Do ocean sanctuaries really work?

Oceans are massive and, unlike most places on land, don’t really have borders. Animals, water and (sadly) pollution all move freely beneath the waves. So can ocean sanctuaries really protect fish, whales and other marine creatures? Here are four protected areas from around the world to show how they can make a huge difference.


Ocean sanctuaries – think of them like national parks at sea – woud give marine life a chance to recover from the threats from industrial fishing, drilling and mining. But with only 1% of international waters under some kind of protection, how do we know they work?

Fortunately, we have evidence from these examples around the world, which show just how successful ocean sanctuaries can be.

1. Monterey Bay, California

Monterey Bay, south of San Francisco, is an enormous conservation success story. Fishing and hunting in these coastal waters drove some of its wildlife to the very brink of extinction. But, since the National Marine Sanctuary was established in 1992, the seas and their wildlife have bounced back in a phenomenal way. Now they’re home to playful sea lions, majestic pelicans and cute sea otters, all thriving on the rich waters full of underwater kelp forests.

Monterey Bay is also a global hotspot for whale-watching. Its food-laden waters attract migrating whales all year round, from splashy crowd-pleasing humpbacks to the biggest of them all, the gigantic blue whale. Ecotourism and wildlife watching has given a new reason to protect this special place.

2. Papahānaumokuākea Marine National Monument, Hawaii

Covering over 1.5 million square kilometres, this massive ocean sanctuary in the middle of the Pacific Ocean was created by President George W Bush in 2006, and extended further by his successor Barack Obama – a fantastic display of leadership in ocean protection from both leaders.

A Hawaiian monk seal and green sea turtle nap in Papahānaumokuākea Marine National Monument

A Hawaiian monk seal and green sea turtle nap in the Papahānaumokuākea Marine National Monument © Mark Sullivan / NOAA

At the time, this was the largest marine protected area in the world and it’s home to over 7,000 marine species – one in four of which are unique to the Hawaiian archipelago. This sanctuary gives refuge and protection to green sea turtles, the world’s most endangered duck, endangered Hawaiian monk seals, millions of seabirds, and coral reefs, as well as significant native Hawaiian cultural sites.

Included in this sanctuary is the famous remote coral island of Midway Atoll, a vital nesting site for thousands of ocean-wandering albatrosses.

3. Lamlash Bay, Scotland

Good things come in small packages – in this case one square mile of protection. Lamlash Bay might not be world-famous yet, but its protected area, or no-take zone, was hard-fought for and won by years of community campaigning.

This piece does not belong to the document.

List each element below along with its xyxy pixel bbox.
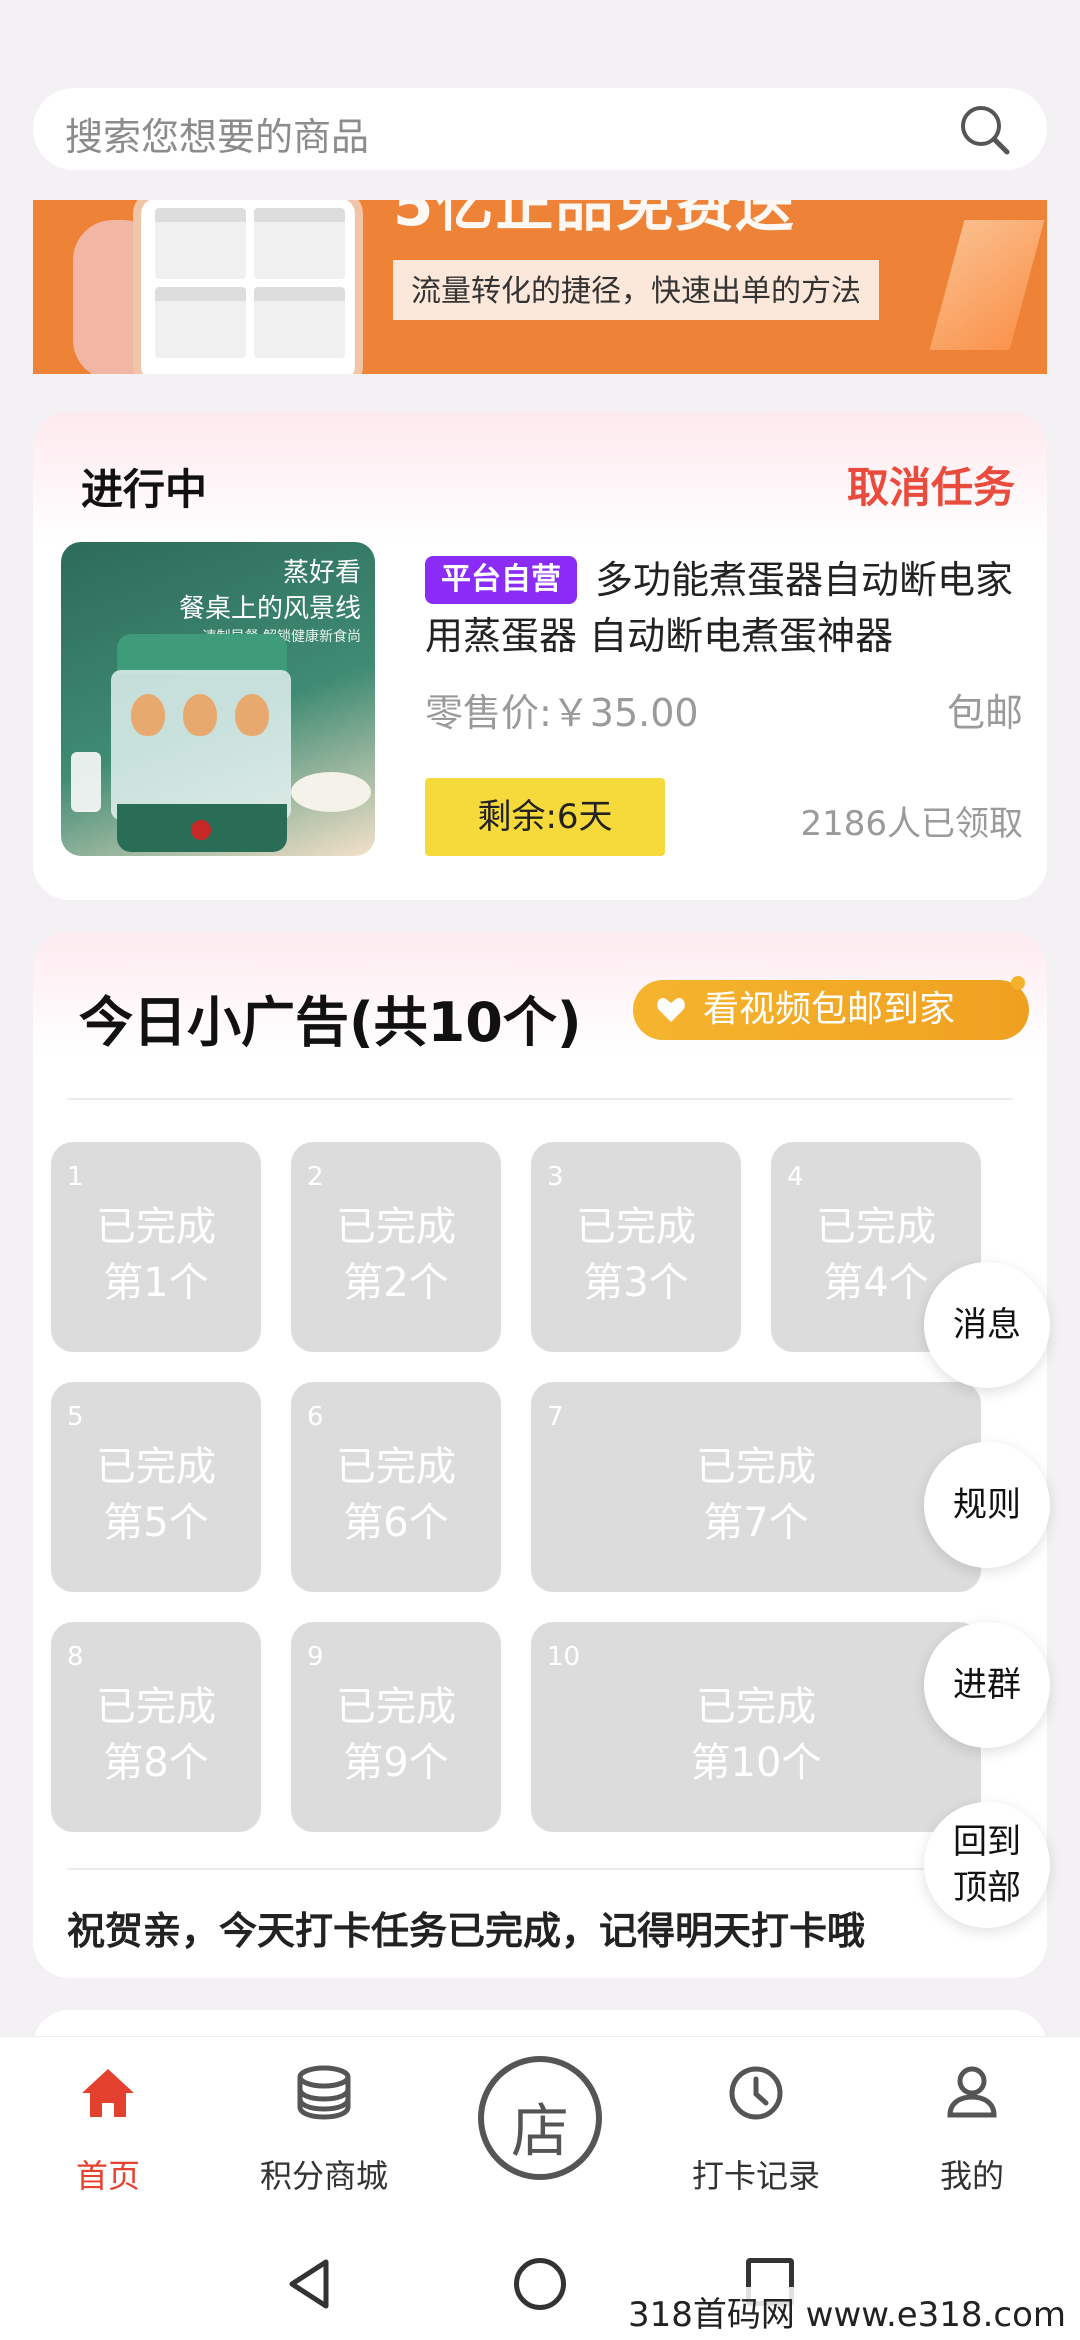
heart-icon — [657, 998, 685, 1022]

The view across Lamlash Bay in Arran, Scotland

The view across Lamlash Bay in Arran, Scotland © Mike Peel

The islanders of Arran lobbied politicians tirelessly, undertook scientific studies, chatted to visiting tourists, and fought against vested interests to get the protected area created in beautiful Lamlash Bay. The rich sheltered waters in the bay are home to a wide variety of delicate seafloor plants and animals, which depend on beds of maerl, an odd type of hard seaweed that grows in the bay. The islanders knew that, to protect these maerl beds and the octopus, scallops and fish that live amongst them, it was crucial to stop the area being dredged by heavy fishing gear.

Today, the impacts of the Arran community are being felt farther away as their example of grassroots campaigning serves as a lesson for politicians and other communities elsewhere.

4. Ross Sea, Southern Ocean

Part of the Antarctic Ocean, the Ross Sea is home to orcas, penguins and seals. In 2017, this area finally became a protected sanctuary, giving some of the Antarctic’s wildlife a safe haven to feed, breed and thrive.

Adélie penguins crossing sea ice in the Southern Ocean

Adélie penguins crossing sea ice in the Southern Ocean © Greenpeace / Jiri Rezac

What if there were ocean sanctuaries everywhere?

These sanctuary success stories are a great reminder of what’s possible, but apart from the Ross Sea, they’re all in within countries’ national waters. Meanwhile, most of the oceans beyond national boundaries are still unprotected. But now we have the opportunity to do so much more.

Scientists have drawn up a bold rescue plan for our oceans – and it’s brilliantly simple. We cover the planet in ocean sanctuaries, putting a third of the seas off-limits to fishing, mining, drilling and other destructive industries.

Governments have started work on a Global Ocean Treaty at the UN, and if they get it right it will give us the legal tools we need to start creating these new ocean sanctuaries. And if the plan goes ahead, it’ll be one of the biggest conservation efforts in human history, creating millions of square kilometres of new protected areas.